23 July, 2009

The night I found out, I did yoga alone in an empty and dim gym studio. Everything felt “delicious”, as they say, like my blood was thick with energy and I was aware of it circulating through every part of my body. When I’m having a deep yoga-love moment, I respond to nonexistent ultimatums: I would have this baby if not having it meant I could never do yoga again.

I didn’t feel sentimental or suddenly in the company of another human being secreted around inside me. I felt powerful and singular, like there was more of myself to draw from. Later, I had a fit of being frustrated and angry with my body for betraying me, but it was short-lived. Conception is still fundamentally a pretty amazing thing. In this condition, I could move to a place with no other people and, in less than a year, I would have made my own company. It’s stupid to try to pretend it isn’t special, to act like it’s mundane and not miraculous to have this event trying to happen inside my body. You don’t have to be religious or spiritual to think the ways nature works are exciting. You just have to not be a cynic.

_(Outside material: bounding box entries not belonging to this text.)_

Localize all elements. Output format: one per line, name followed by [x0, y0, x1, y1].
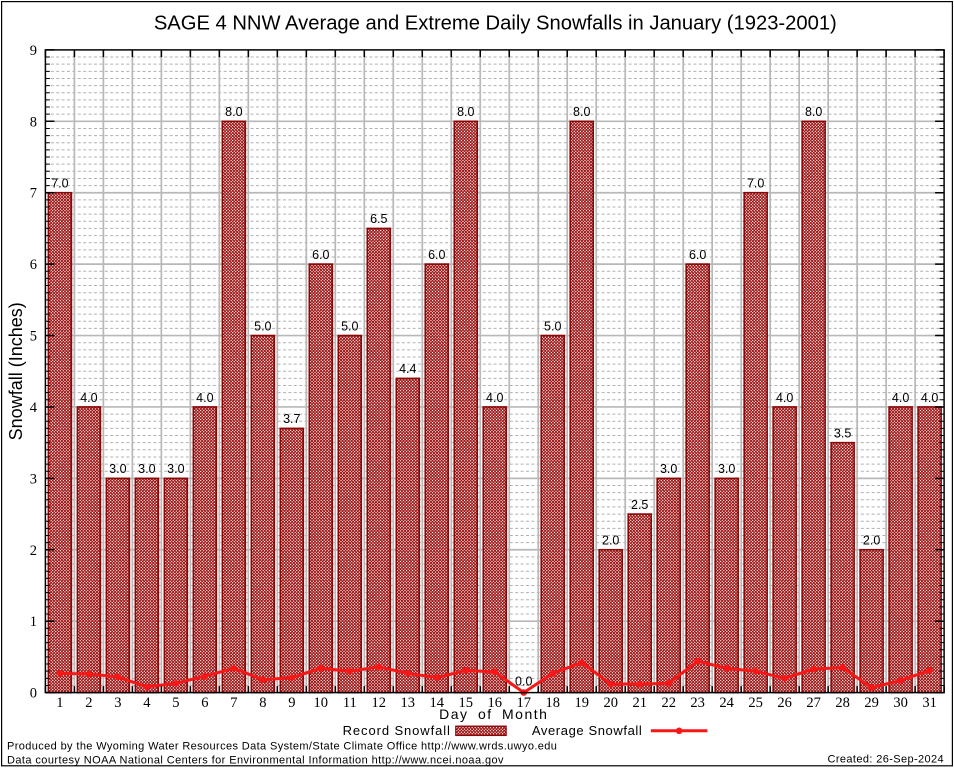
svg-text:SAGE 4 NNW Average and Extreme: SAGE 4 NNW Average and Extreme Daily Sno…	[154, 13, 837, 35]
svg-text:4.4: 4.4	[399, 362, 416, 376]
svg-text:25: 25	[748, 695, 763, 711]
svg-text:24: 24	[719, 695, 734, 711]
svg-text:3.0: 3.0	[660, 462, 677, 476]
svg-text:6.0: 6.0	[428, 248, 445, 262]
svg-text:8: 8	[30, 114, 37, 130]
svg-text:Produced by the Wyoming Water: Produced by the Wyoming Water Resources …	[7, 740, 557, 752]
svg-text:Average Snowfall: Average Snowfall	[532, 723, 643, 738]
svg-text:6.0: 6.0	[312, 248, 329, 262]
svg-text:2.5: 2.5	[631, 498, 648, 512]
svg-text:7.0: 7.0	[747, 177, 764, 191]
svg-text:4.0: 4.0	[486, 391, 503, 405]
svg-text:14: 14	[430, 695, 445, 711]
svg-text:1: 1	[56, 695, 63, 711]
svg-text:13: 13	[401, 695, 416, 711]
svg-text:5: 5	[30, 329, 37, 345]
svg-text:4.0: 4.0	[921, 391, 938, 405]
svg-text:Record Snowfall: Record Snowfall	[343, 723, 451, 738]
svg-text:10: 10	[314, 695, 329, 711]
svg-text:23: 23	[690, 695, 705, 711]
svg-text:20: 20	[603, 695, 618, 711]
svg-text:3.0: 3.0	[718, 462, 735, 476]
svg-text:6: 6	[201, 695, 208, 711]
svg-text:3: 3	[114, 695, 121, 711]
svg-text:2.0: 2.0	[863, 534, 880, 548]
svg-text:3: 3	[30, 471, 37, 487]
svg-text:4.0: 4.0	[776, 391, 793, 405]
svg-text:0: 0	[30, 686, 37, 702]
svg-text:18: 18	[545, 695, 560, 711]
svg-text:8: 8	[259, 695, 266, 711]
svg-text:4.0: 4.0	[80, 391, 97, 405]
svg-text:4: 4	[30, 400, 38, 416]
svg-text:4.0: 4.0	[196, 391, 213, 405]
svg-text:26: 26	[777, 695, 792, 711]
svg-text:Data courtesy NOAA National Ce: Data courtesy NOAA National Centers for …	[7, 754, 504, 766]
svg-text:22: 22	[661, 695, 676, 711]
svg-text:16: 16	[488, 695, 503, 711]
svg-text:7.0: 7.0	[51, 177, 68, 191]
svg-text:5: 5	[172, 695, 179, 711]
svg-text:3.5: 3.5	[834, 426, 851, 440]
svg-text:1: 1	[30, 614, 37, 630]
svg-text:4: 4	[143, 695, 151, 711]
svg-text:5.0: 5.0	[254, 319, 271, 333]
svg-text:28: 28	[835, 695, 850, 711]
svg-text:19: 19	[574, 695, 589, 711]
svg-text:3.0: 3.0	[138, 462, 155, 476]
svg-text:15: 15	[459, 695, 474, 711]
svg-text:3.7: 3.7	[283, 412, 300, 426]
svg-text:6: 6	[30, 257, 37, 273]
svg-text:Day of Month: Day of Month	[439, 706, 548, 722]
svg-text:27: 27	[806, 695, 821, 711]
svg-text:9: 9	[30, 43, 37, 59]
svg-text:2: 2	[30, 543, 37, 559]
svg-text:3.0: 3.0	[109, 462, 126, 476]
svg-text:7: 7	[230, 695, 237, 711]
svg-text:11: 11	[343, 695, 357, 711]
svg-text:8.0: 8.0	[225, 105, 242, 119]
svg-text:8.0: 8.0	[573, 105, 590, 119]
svg-text:4.0: 4.0	[892, 391, 909, 405]
svg-text:29: 29	[864, 695, 879, 711]
svg-text:0.0: 0.0	[515, 674, 532, 688]
svg-text:5.0: 5.0	[341, 319, 358, 333]
svg-text:6.0: 6.0	[689, 248, 706, 262]
svg-text:17: 17	[516, 695, 531, 711]
svg-text:2.0: 2.0	[602, 534, 619, 548]
svg-text:8.0: 8.0	[805, 105, 822, 119]
svg-text:21: 21	[632, 695, 647, 711]
svg-text:Created: 26-Sep-2024: Created: 26-Sep-2024	[828, 754, 944, 766]
svg-text:5.0: 5.0	[544, 319, 561, 333]
svg-text:8.0: 8.0	[457, 105, 474, 119]
svg-text:3.0: 3.0	[167, 462, 184, 476]
svg-text:30: 30	[893, 695, 908, 711]
svg-text:6.5: 6.5	[370, 212, 387, 226]
svg-text:12: 12	[372, 695, 387, 711]
svg-text:Snowfall (Inches): Snowfall (Inches)	[6, 302, 26, 440]
svg-text:31: 31	[922, 695, 937, 711]
svg-text:9: 9	[288, 695, 295, 711]
svg-text:7: 7	[30, 186, 37, 202]
svg-text:2: 2	[85, 695, 92, 711]
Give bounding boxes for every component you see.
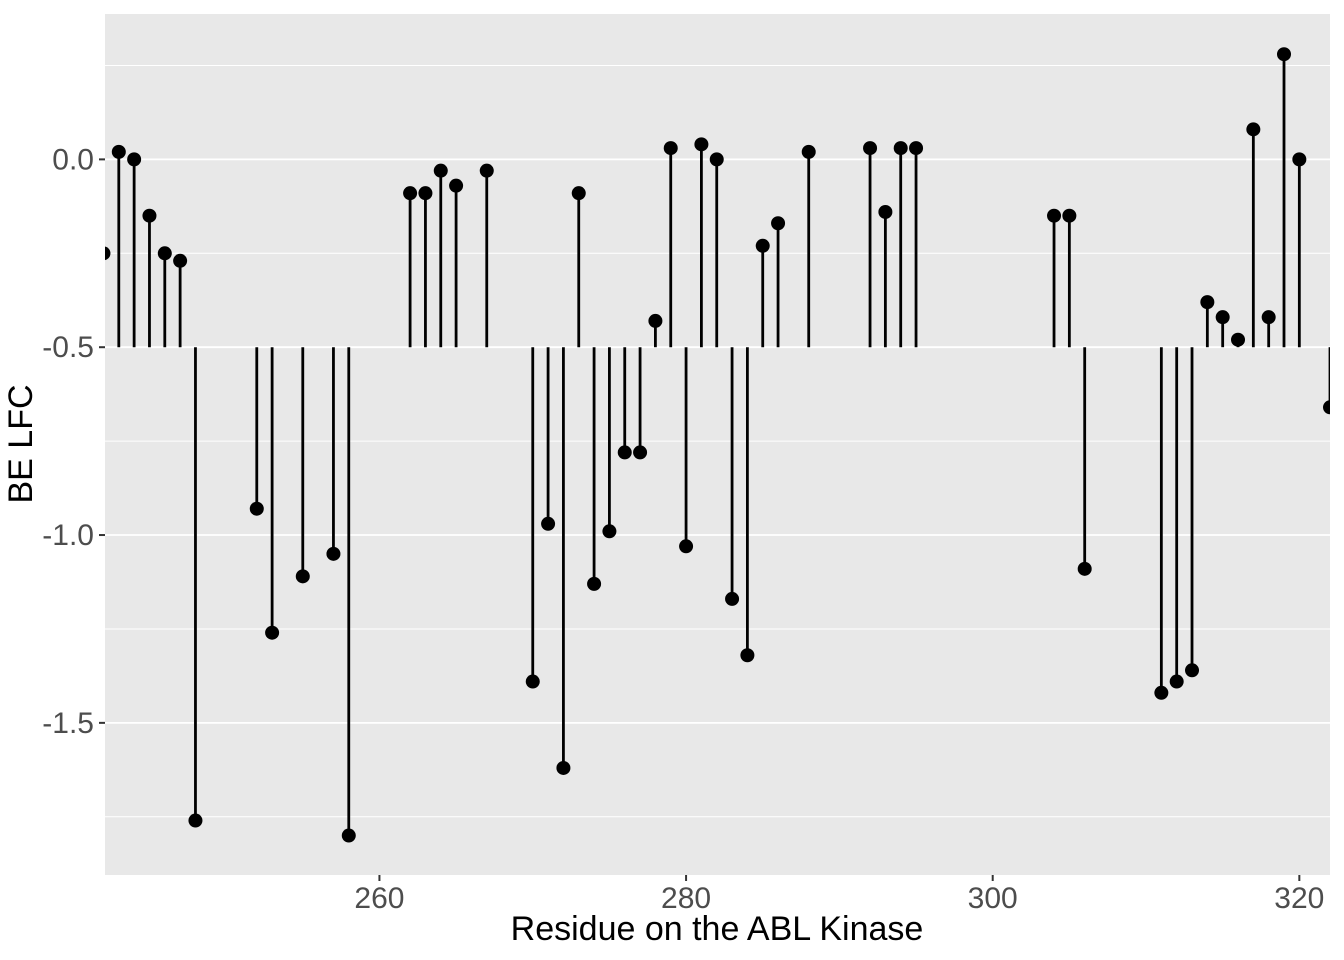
data-point <box>1261 310 1276 325</box>
data-point <box>1292 152 1307 167</box>
data-point <box>1231 332 1246 347</box>
lollipop-series <box>105 47 1330 843</box>
data-point <box>173 253 188 268</box>
x-tick-label: 260 <box>354 882 404 915</box>
panel-background <box>105 14 1330 875</box>
data-point <box>893 141 908 156</box>
data-point <box>587 576 602 591</box>
data-point <box>801 144 816 159</box>
data-point <box>679 539 694 554</box>
data-point <box>878 204 893 219</box>
data-point <box>1062 208 1077 223</box>
data-point <box>1185 663 1200 678</box>
data-point <box>602 524 617 539</box>
data-point <box>188 813 203 828</box>
data-point <box>663 141 678 156</box>
data-point <box>449 178 464 193</box>
y-axis-title: BE LFC <box>2 384 40 503</box>
data-point <box>1154 685 1169 700</box>
data-point <box>295 569 310 584</box>
data-point <box>617 445 632 460</box>
x-tick-label: 280 <box>661 882 711 915</box>
data-point <box>111 144 126 159</box>
data-point <box>1047 208 1062 223</box>
data-point <box>326 546 341 561</box>
data-point <box>418 186 433 201</box>
data-point <box>755 238 770 253</box>
data-point <box>633 445 648 460</box>
data-point <box>740 648 755 663</box>
y-tick-label: 0.0 <box>52 143 94 176</box>
data-point <box>1200 295 1215 310</box>
data-point <box>1277 47 1292 62</box>
y-tick-label: -0.5 <box>42 331 94 364</box>
data-point <box>541 516 556 531</box>
data-point <box>127 152 142 167</box>
data-point <box>403 186 418 201</box>
x-tick-label: 320 <box>1274 882 1324 915</box>
data-point <box>863 141 878 156</box>
data-point <box>1169 674 1184 689</box>
data-point <box>648 313 663 328</box>
data-point <box>265 625 280 640</box>
data-point <box>709 152 724 167</box>
x-tick-label: 300 <box>968 882 1018 915</box>
data-point <box>105 246 111 261</box>
data-point <box>341 828 356 843</box>
data-point <box>771 216 786 231</box>
data-point <box>479 163 494 178</box>
x-axis-title: Residue on the ABL Kinase <box>511 910 924 948</box>
data-point <box>1215 310 1230 325</box>
data-point <box>1323 400 1330 415</box>
data-point <box>157 246 172 261</box>
data-point <box>433 163 448 178</box>
data-point <box>571 186 586 201</box>
data-point <box>556 760 571 775</box>
data-point <box>725 591 740 606</box>
data-point <box>142 208 157 223</box>
data-point <box>1246 122 1261 137</box>
y-tick-label: -1.5 <box>42 707 94 740</box>
y-tick-label: -1.0 <box>42 519 94 552</box>
plot-panel <box>105 14 1330 875</box>
data-point <box>909 141 924 156</box>
data-point <box>1077 561 1092 576</box>
data-point <box>249 501 264 516</box>
data-point <box>525 674 540 689</box>
data-point <box>694 137 709 152</box>
axes: 260 280 300 320 0.0 -0.5 -1.0 -1.5 <box>42 143 1324 915</box>
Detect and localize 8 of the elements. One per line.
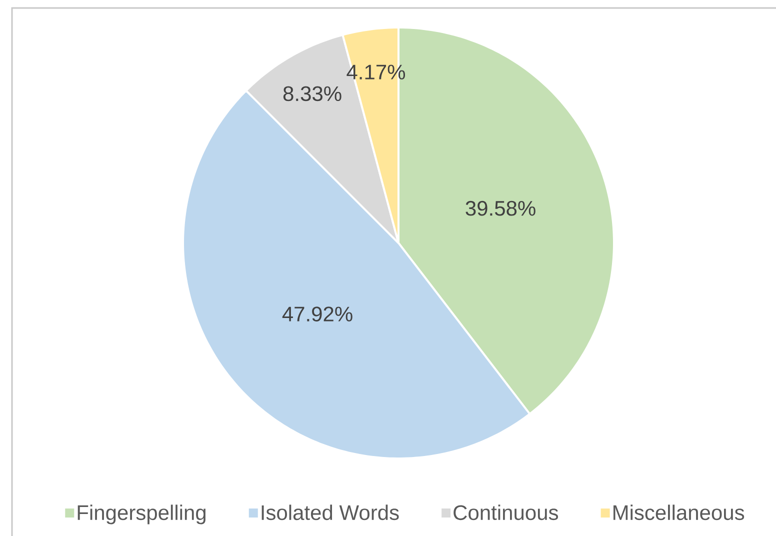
legend-label: Isolated Words: [262, 504, 399, 520]
data-label: 39.58%: [466, 200, 536, 216]
legend-label: Continuous: [454, 504, 558, 520]
data-label: 4.17%: [346, 64, 406, 80]
data-label: 8.33%: [283, 86, 342, 102]
data-label: 47.92%: [282, 306, 352, 322]
legend-label: Fingerspelling: [78, 504, 206, 524]
legend-label: Miscellaneous: [614, 504, 744, 520]
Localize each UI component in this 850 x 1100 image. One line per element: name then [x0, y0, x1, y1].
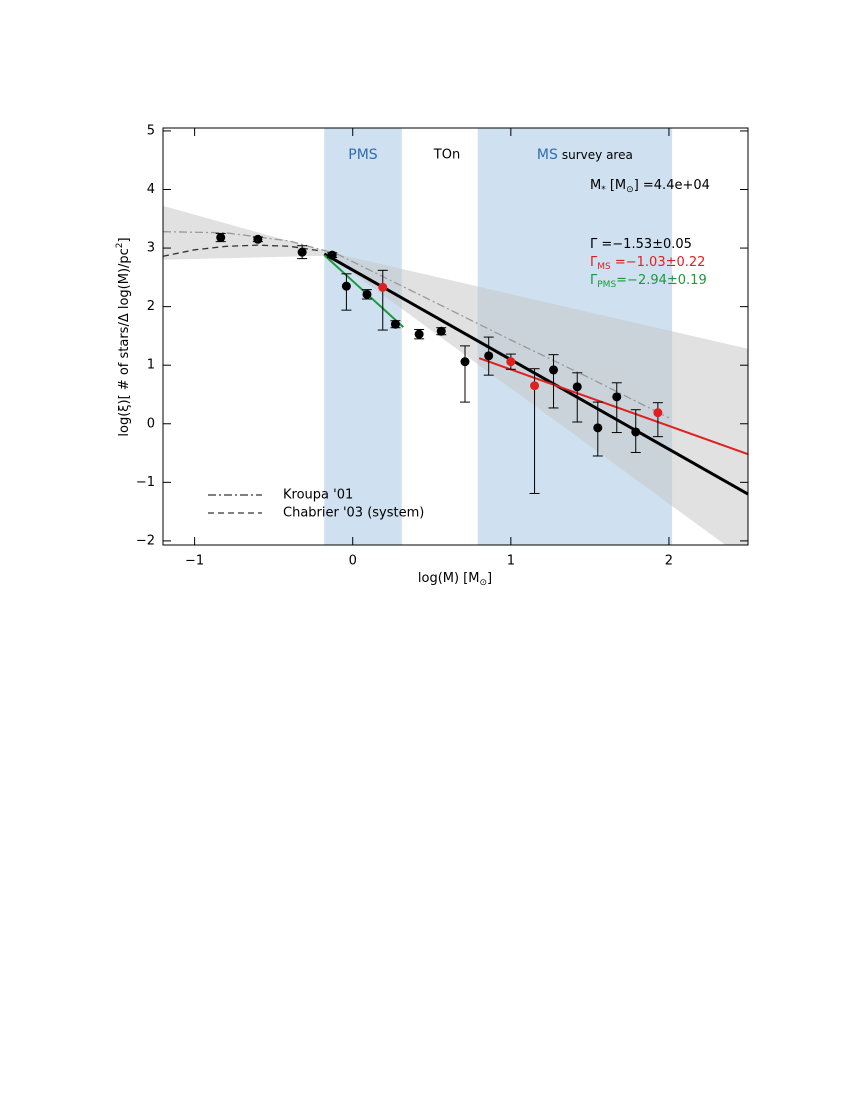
data-point: [341, 281, 351, 291]
fit-label: Γ =−1.53±0.05: [590, 237, 692, 252]
legend-label: Chabrier '03 (system): [283, 506, 424, 521]
data-point: [436, 326, 446, 336]
fit-line: [323, 252, 748, 496]
y-tick-label: −1: [136, 475, 155, 490]
mass-label: M* [M⊙] =4.4e+04: [590, 178, 710, 195]
fit-line: [323, 254, 404, 328]
region-name: PMS: [348, 147, 378, 163]
data-point: [390, 319, 400, 329]
region-name: MS: [537, 147, 558, 163]
x-label-part: log(M) [M: [418, 571, 480, 586]
data-point: [653, 408, 663, 418]
data-point: [414, 329, 424, 339]
fit-value: =−1.03±0.22: [611, 255, 706, 270]
fit-symbol: Γ: [590, 237, 598, 252]
x-tick-label: 2: [665, 554, 673, 569]
data-point: [593, 423, 603, 433]
x-axis-label: log(M) [M⊙]: [418, 571, 492, 588]
region-extra: survey area: [562, 148, 633, 162]
mass-sub: ⊙: [626, 185, 634, 195]
y-tick-label: −2: [136, 533, 155, 548]
fit-label: ΓPMS=−2.94±0.19: [590, 273, 707, 290]
y-tick-label: 1: [147, 358, 155, 373]
model-line: [163, 244, 322, 257]
region-label: MS survey area: [537, 147, 633, 163]
turnon-label: TOn: [433, 148, 460, 163]
data-point: [484, 351, 494, 361]
mass-part: [M: [606, 178, 626, 193]
data-point: [612, 392, 622, 402]
overlay: Kroupa '01 Chabrier '03 (system) Γ =−1.53±…: [115, 123, 748, 588]
x-tick-label: −1: [185, 554, 204, 569]
mass-part: ] =4.4e+04: [634, 178, 710, 193]
plot-area: [163, 128, 748, 545]
data-point: [572, 382, 582, 392]
data-point: [327, 250, 337, 260]
y-tick-label: 3: [147, 241, 155, 256]
mass-part: M: [590, 178, 601, 193]
mass-sub: *: [601, 185, 606, 195]
region: [324, 128, 402, 545]
fit-value: =−1.53±0.05: [597, 237, 692, 252]
y-tick-label: 0: [147, 416, 155, 431]
model-line: [163, 231, 670, 419]
data-point: [530, 381, 540, 391]
fit-symbol: Γ: [590, 273, 598, 288]
x-tick-label: 0: [349, 554, 357, 569]
legend-label: Kroupa '01: [283, 488, 353, 503]
y-tick-label: 5: [147, 123, 155, 138]
x-label-part: ]: [487, 571, 492, 586]
y-label-part: log(ξ)[ # of stars/Δ log(M)/pc: [117, 248, 132, 436]
y-label-part: ]: [117, 237, 132, 242]
fit-symbol: Γ: [590, 255, 598, 270]
fit-subscript: PMS: [597, 280, 616, 290]
data-point: [460, 357, 470, 367]
region-label: PMS: [348, 147, 378, 163]
y-tick-label: 4: [147, 182, 155, 197]
data-point: [216, 233, 226, 243]
data-point: [362, 289, 372, 299]
data-point: [506, 357, 516, 367]
y-axis-label: log(ξ)[ # of stars/Δ log(M)/pc2]: [115, 237, 132, 436]
data-point: [378, 282, 388, 292]
x-tick-label: 1: [507, 554, 515, 569]
fit-label: ΓMS =−1.03±0.22: [590, 255, 705, 272]
y-label-sup: 2: [115, 242, 125, 248]
data-point: [297, 247, 307, 257]
fit-subscript: MS: [597, 262, 611, 272]
data-point: [549, 365, 559, 375]
x-label-sub: ⊙: [479, 578, 487, 588]
fit-line: [478, 357, 748, 456]
y-tick-label: 2: [147, 299, 155, 314]
fit-value: =−2.94±0.19: [616, 273, 707, 288]
data-point: [631, 427, 641, 437]
data-point: [253, 234, 263, 244]
frame: [162, 127, 749, 546]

Mostly I just wanted to be around other women; I felt so close to my friends who have had abortions even though nothing had happened for me yet. When I called one of them and told her this, she said “welcome to the sisterhood.”

The next morning I was in a class that includes a lot of instructors, so the woman leading the class lets her impulses run wild. We chanted at the beginning, which is not something I’m particularly invested in, but I felt weightless and like my torso was very short, as though my head was sitting just above my pelvis and my spine had evaporated. She had us all move onto another person’s mat to do a mandala before coming back to a seated position and making up a mantra. “Reckoner was playing so I thought, I am a force. I imagined a glow in the center of my chest, then that same glow simultaneously in my low belly, like ok, you too. I thought for a moment I might cry, not because I was imaging some other person there but because it felt like agreeing to love some unlovable part of myself, like forgiving myself. Then we whispered our own mantra to the person next to us, but in the second person. The woman to my right said, “You are peaceful.”I whispered to the woman on my left, “You are strong.”